What to Plant in your Polytunnel or Greenhouse in March

While March is still too early to plant much in outdoors beds across most areas, March is a great time to plant things in your polytunnel or greenhouse, or to transfer some seedlings grown indoors into unheated, under-cover areas. While the weather outdoors can be far more erratic, offering anything from snowy to sunny, in the polytunnel or greenhouse things can really begin to heat up. Towards the end of the month you will probably have to start thinking more seriously about ventilation and leaving doors open on a clear, sunny day. Your watering will have to be stepped up.

If you have been growing winter crops in your greenhouse or polytunnel over the colder months, you may have quite a lot already growing in there when March rolls around. You may well have hardy leafy plants such as salads, Chinese vegetables, chard, or perpetual spinach growing slowly over the winter. These types of plant will potentially still give you a yield in March. However, your mind should also turn to successional planting, so you ensure a continued supply of these leafy crops throughout the year.

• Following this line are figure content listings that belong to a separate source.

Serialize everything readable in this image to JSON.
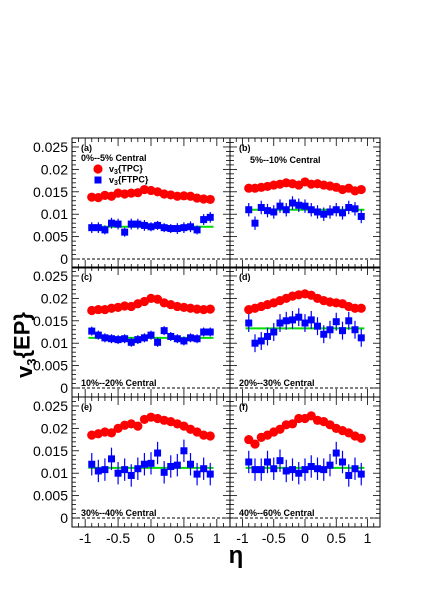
{
  "chart_data": {
    "type": "scatter",
    "ylabel": "v3{EP}",
    "xlabel": "η",
    "xlim": [
      -1.2,
      1.2
    ],
    "x_ticks": [
      "-1",
      "-0.5",
      "0",
      "0.5",
      "1"
    ],
    "rows": [
      {
        "ylim": [
          -0.002,
          0.027
        ],
        "y_ticks": [
          "0",
          "0.005",
          "0.01",
          "0.015",
          "0.02",
          "0.025"
        ]
      },
      {
        "ylim": [
          -0.002,
          0.027
        ],
        "y_ticks": [
          "0",
          "0.005",
          "0.01",
          "0.015",
          "0.02",
          "0.025"
        ]
      },
      {
        "ylim": [
          -0.002,
          0.027
        ],
        "y_ticks": [
          "0",
          "0.005",
          "0.01",
          "0.015",
          "0.02",
          "0.025"
        ]
      }
    ],
    "legend": {
      "placement": "top-left of panel (a)",
      "entries": [
        {
          "label": "v3{TPC}",
          "marker": "circle",
          "color": "#ff0000"
        },
        {
          "label": "v3{FTPC}",
          "marker": "square",
          "color": "#0000ff"
        }
      ]
    },
    "x": [
      -0.9,
      -0.8,
      -0.7,
      -0.6,
      -0.5,
      -0.4,
      -0.3,
      -0.2,
      -0.1,
      0.0,
      0.1,
      0.2,
      0.3,
      0.4,
      0.5,
      0.6,
      0.7,
      0.8,
      0.9
    ],
    "panels": [
      {
        "letter": "(a)",
        "label": "0%--5% Central",
        "row": 0,
        "col": 0,
        "tpc": [
          0.0138,
          0.0137,
          0.0142,
          0.014,
          0.0147,
          0.0145,
          0.0147,
          0.0148,
          0.0155,
          0.0153,
          0.015,
          0.0145,
          0.0143,
          0.014,
          0.0141,
          0.014,
          0.0136,
          0.0134,
          0.0133
        ],
        "ftpc": [
          0.007,
          0.007,
          0.0065,
          0.008,
          0.0078,
          0.006,
          0.0078,
          0.0078,
          0.0075,
          0.0072,
          0.0075,
          0.007,
          0.0068,
          0.0068,
          0.007,
          0.0072,
          0.0065,
          0.0088,
          0.0093
        ],
        "ftpc_err": [
          0.0012,
          0.0012,
          0.001,
          0.0012,
          0.0012,
          0.001,
          0.0012,
          0.0012,
          0.0012,
          0.001,
          0.001,
          0.001,
          0.001,
          0.0012,
          0.0012,
          0.0012,
          0.001,
          0.0012,
          0.0012
        ],
        "fit": 0.0072
      },
      {
        "letter": "(b)",
        "label": "5%--10% Central",
        "row": 0,
        "col": 1,
        "tpc": [
          0.0158,
          0.0158,
          0.016,
          0.0162,
          0.0165,
          0.0167,
          0.017,
          0.0168,
          0.0165,
          0.0172,
          0.0167,
          0.0168,
          0.0165,
          0.0163,
          0.016,
          0.0155,
          0.0158,
          0.0152,
          0.0155
        ],
        "ftpc": [
          0.011,
          0.008,
          0.0115,
          0.0108,
          0.0105,
          0.0118,
          0.011,
          0.0125,
          0.012,
          0.0118,
          0.011,
          0.0105,
          0.01,
          0.0105,
          0.011,
          0.0103,
          0.0115,
          0.0112,
          0.0095
        ],
        "ftpc_err": [
          0.0015,
          0.0015,
          0.0015,
          0.0015,
          0.0015,
          0.0015,
          0.0015,
          0.0015,
          0.0015,
          0.0015,
          0.0015,
          0.0015,
          0.0015,
          0.0015,
          0.0015,
          0.0015,
          0.0015,
          0.0015,
          0.0015
        ],
        "fit": 0.011
      },
      {
        "letter": "(c)",
        "label": "10%--20% Central",
        "row": 1,
        "col": 0,
        "tpc": [
          0.0173,
          0.0175,
          0.0175,
          0.0178,
          0.018,
          0.0183,
          0.0182,
          0.0188,
          0.0193,
          0.02,
          0.0198,
          0.019,
          0.0186,
          0.0182,
          0.018,
          0.0178,
          0.0176,
          0.0175,
          0.0176
        ],
        "ftpc": [
          0.0127,
          0.0118,
          0.0112,
          0.011,
          0.0108,
          0.011,
          0.0102,
          0.0108,
          0.0112,
          0.0118,
          0.0102,
          0.0128,
          0.0115,
          0.011,
          0.0105,
          0.0112,
          0.011,
          0.0125,
          0.0125
        ],
        "ftpc_err": [
          0.001,
          0.001,
          0.001,
          0.001,
          0.001,
          0.001,
          0.001,
          0.001,
          0.001,
          0.001,
          0.001,
          0.001,
          0.001,
          0.001,
          0.001,
          0.001,
          0.001,
          0.001,
          0.001
        ],
        "fit": 0.0112
      },
      {
        "letter": "(d)",
        "label": "20%--30% Central",
        "row": 1,
        "col": 1,
        "tpc": [
          0.0175,
          0.0178,
          0.0182,
          0.0186,
          0.019,
          0.0195,
          0.02,
          0.0205,
          0.0208,
          0.021,
          0.0207,
          0.02,
          0.0195,
          0.0192,
          0.019,
          0.0188,
          0.0182,
          0.0178,
          0.0178
        ],
        "ftpc": [
          0.0145,
          0.01,
          0.0105,
          0.0115,
          0.0125,
          0.0145,
          0.015,
          0.0152,
          0.0158,
          0.0145,
          0.0152,
          0.0138,
          0.012,
          0.013,
          0.0148,
          0.0128,
          0.015,
          0.013,
          0.0112
        ],
        "ftpc_err": [
          0.002,
          0.002,
          0.002,
          0.002,
          0.002,
          0.002,
          0.002,
          0.002,
          0.002,
          0.002,
          0.002,
          0.002,
          0.002,
          0.002,
          0.002,
          0.002,
          0.002,
          0.002,
          0.002
        ],
        "fit": 0.0133
      },
      {
        "letter": "(e)",
        "label": "30%--40% Central",
        "row": 2,
        "col": 0,
        "tpc": [
          0.0185,
          0.0188,
          0.0192,
          0.019,
          0.02,
          0.0207,
          0.021,
          0.0205,
          0.022,
          0.0225,
          0.0222,
          0.0218,
          0.0215,
          0.021,
          0.0205,
          0.0198,
          0.0192,
          0.0185,
          0.0183
        ],
        "ftpc": [
          0.012,
          0.0105,
          0.0108,
          0.0132,
          0.01,
          0.0108,
          0.0095,
          0.011,
          0.012,
          0.0122,
          0.0145,
          0.0102,
          0.0115,
          0.0118,
          0.015,
          0.012,
          0.0098,
          0.011,
          0.0098
        ],
        "ftpc_err": [
          0.0025,
          0.0025,
          0.0025,
          0.0025,
          0.0025,
          0.0025,
          0.0025,
          0.0025,
          0.0025,
          0.0025,
          0.0025,
          0.0025,
          0.0025,
          0.0025,
          0.0025,
          0.0025,
          0.0025,
          0.0025,
          0.0025
        ],
        "fit": 0.0112
      },
      {
        "letter": "(f)",
        "label": "40%--60% Central",
        "row": 2,
        "col": 1,
        "tpc": [
          0.0175,
          0.0165,
          0.018,
          0.0185,
          0.0192,
          0.0198,
          0.0208,
          0.021,
          0.0222,
          0.0222,
          0.0228,
          0.0218,
          0.0215,
          0.0208,
          0.02,
          0.0195,
          0.019,
          0.0183,
          0.0178
        ],
        "ftpc": [
          0.0125,
          0.0108,
          0.0108,
          0.0125,
          0.011,
          0.0128,
          0.0105,
          0.0108,
          0.01,
          0.0108,
          0.0115,
          0.011,
          0.0108,
          0.0118,
          0.0145,
          0.0125,
          0.0095,
          0.011,
          0.0098
        ],
        "ftpc_err": [
          0.0025,
          0.0025,
          0.0025,
          0.0025,
          0.0025,
          0.0025,
          0.0025,
          0.0025,
          0.0025,
          0.0025,
          0.0025,
          0.0025,
          0.0025,
          0.0025,
          0.0025,
          0.0025,
          0.0025,
          0.0025,
          0.0025
        ],
        "fit": 0.0112
      }
    ],
    "colors": {
      "tpc": "#ff0000",
      "ftpc": "#0000ff",
      "fit": "#00dd00",
      "zero_line": "#000000"
    }
  }
}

Wherever you do create space for spring crops by clearing out some winter stragglers, it is a good idea to add some compost or semi-composted material on clear bed areas. Look out for slugs and snails and make sure that you have taken organic measures to reduce the potential for serious damage to your plants in the spring.

In March in your greenhouse or polytunnel you will be seeing over-wintering peas and broad beans begin to shoot up as the weather warms. You can direct sow some mange tout peas for early summer cropping, though bear in mind that things planted in March will often not be ready until mid-June, which is too late for you to harvest then clear them to make space for tomatoes and other heat-loving summer plants.

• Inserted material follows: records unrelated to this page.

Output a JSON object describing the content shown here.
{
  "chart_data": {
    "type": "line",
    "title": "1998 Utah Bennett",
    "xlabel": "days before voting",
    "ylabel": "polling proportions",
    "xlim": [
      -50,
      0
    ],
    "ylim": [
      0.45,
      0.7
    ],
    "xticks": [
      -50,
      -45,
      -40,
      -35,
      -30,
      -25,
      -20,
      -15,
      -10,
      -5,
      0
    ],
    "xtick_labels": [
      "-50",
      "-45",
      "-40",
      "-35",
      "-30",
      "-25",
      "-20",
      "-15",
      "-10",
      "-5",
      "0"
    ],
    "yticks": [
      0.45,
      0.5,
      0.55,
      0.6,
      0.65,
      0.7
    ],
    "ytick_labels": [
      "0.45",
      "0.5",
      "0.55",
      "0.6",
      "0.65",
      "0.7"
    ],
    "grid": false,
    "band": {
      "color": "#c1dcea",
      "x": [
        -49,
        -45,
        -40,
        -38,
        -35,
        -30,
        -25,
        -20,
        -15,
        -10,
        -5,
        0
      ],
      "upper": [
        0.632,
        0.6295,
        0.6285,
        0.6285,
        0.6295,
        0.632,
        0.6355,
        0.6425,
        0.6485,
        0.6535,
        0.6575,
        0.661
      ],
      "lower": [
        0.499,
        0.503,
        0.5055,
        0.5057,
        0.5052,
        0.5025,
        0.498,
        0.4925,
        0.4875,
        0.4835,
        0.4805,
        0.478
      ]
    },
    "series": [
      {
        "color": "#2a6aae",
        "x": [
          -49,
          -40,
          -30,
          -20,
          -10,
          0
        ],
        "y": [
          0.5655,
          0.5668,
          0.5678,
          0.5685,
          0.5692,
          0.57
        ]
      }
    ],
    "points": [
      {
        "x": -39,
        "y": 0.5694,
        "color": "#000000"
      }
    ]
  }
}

You can also direct sow carrots, beetroots or turnips, radishes and a range of leafy salad crops, though in March these may need to be covered to allow the temperatures to climb high enough for germination in more northerly reaches. Again, consider what you want to have in the greenhouse or polytunnel in the summer months and whether you have time to sneak in a quick spring crop before heat-lovers take over the space.

Ideally, you will already have sown seeds indoors in January and February and some of the hardier of these seedlings should now be the perfect size to be transplanted into their spots in an undercover but unheated space. Remember to harden off plants before exposing them to much colder temperatures and keep cloches and fleece on hand for any sudden frosts that will likely still threaten.

If you have enough space, you may have planted first early potatoes in your greenhouse or polytunnel last month. When the foliage appears, make sure you cover it with fleece if frost threatens. Bear in mind with everything you do in your greenhouse or polytunnel that the weather may be warming up a little, but we are not out of the woods where sudden cold snaps are concerned.